Education and the European Digital Agenda: Switzerland, Germany and Sweden after 1970
Also known as: Digital Agenda
The adoption of information and communications technologies (ICTs) within public schooling, higher education, and vocational education and training has been widely acknowledged as a major challenge. The Education and the European Digital Agenda project aims to document how this challenge was confronted in Europe during the initial decades following the emergence of microchip technology, which fundamentally transformed businesses, public administration, and daily life. The database reconstructs the responses of policymakers and other relevant stakeholders in Germany (both the GDR and the FRG until 1990, and the unified German state from then onwards), Switzerland, and Sweden, as well as other international organisations such as EC/EU and UNESCO, to the educational challenges brought about by technological change from 1970 until the early 2000s, at the end of the dot-com boom.
Abstract
The dataset maps political initiatives and actors involved in education in the context of digital change during the period 1970–2000 in four political entities: Germany (FRG, GDR and unified Germany), Sweden, Switzerland, and Europe (European Communities [EC]/European Union [EU]).

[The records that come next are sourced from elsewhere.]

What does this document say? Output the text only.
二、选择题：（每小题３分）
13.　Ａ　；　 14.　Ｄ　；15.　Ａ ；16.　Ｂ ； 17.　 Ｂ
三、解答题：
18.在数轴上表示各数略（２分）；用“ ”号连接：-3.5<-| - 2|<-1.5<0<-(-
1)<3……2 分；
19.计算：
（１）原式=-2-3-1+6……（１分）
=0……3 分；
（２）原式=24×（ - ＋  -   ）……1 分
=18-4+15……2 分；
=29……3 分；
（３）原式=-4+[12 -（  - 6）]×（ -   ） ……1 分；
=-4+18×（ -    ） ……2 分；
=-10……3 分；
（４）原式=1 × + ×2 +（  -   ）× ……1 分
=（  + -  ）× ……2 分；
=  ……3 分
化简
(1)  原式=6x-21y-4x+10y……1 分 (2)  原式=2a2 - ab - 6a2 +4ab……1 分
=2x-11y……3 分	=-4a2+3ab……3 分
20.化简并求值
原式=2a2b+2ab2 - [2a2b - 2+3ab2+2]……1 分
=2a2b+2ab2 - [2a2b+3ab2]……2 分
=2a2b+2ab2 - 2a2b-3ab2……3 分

It consists of two sub-datasets: 1. The first sub-dataset contains information on the various political initiatives that were undertaken in these political entities to address the challenges posed by digital change in education. 2. The second sub-dataset includes information on the actors and platforms that played a role in the framing of these initiatives. Together, these two sub-datasets aim to provide an overview of the political initiatives and actors involved in addressing the challenges of digital change in education in Germany, Sweden, Switzerland, and the EC/EU. The database can be used to analyse and compare the different approaches taken by these political entities and to identify key stakeholders.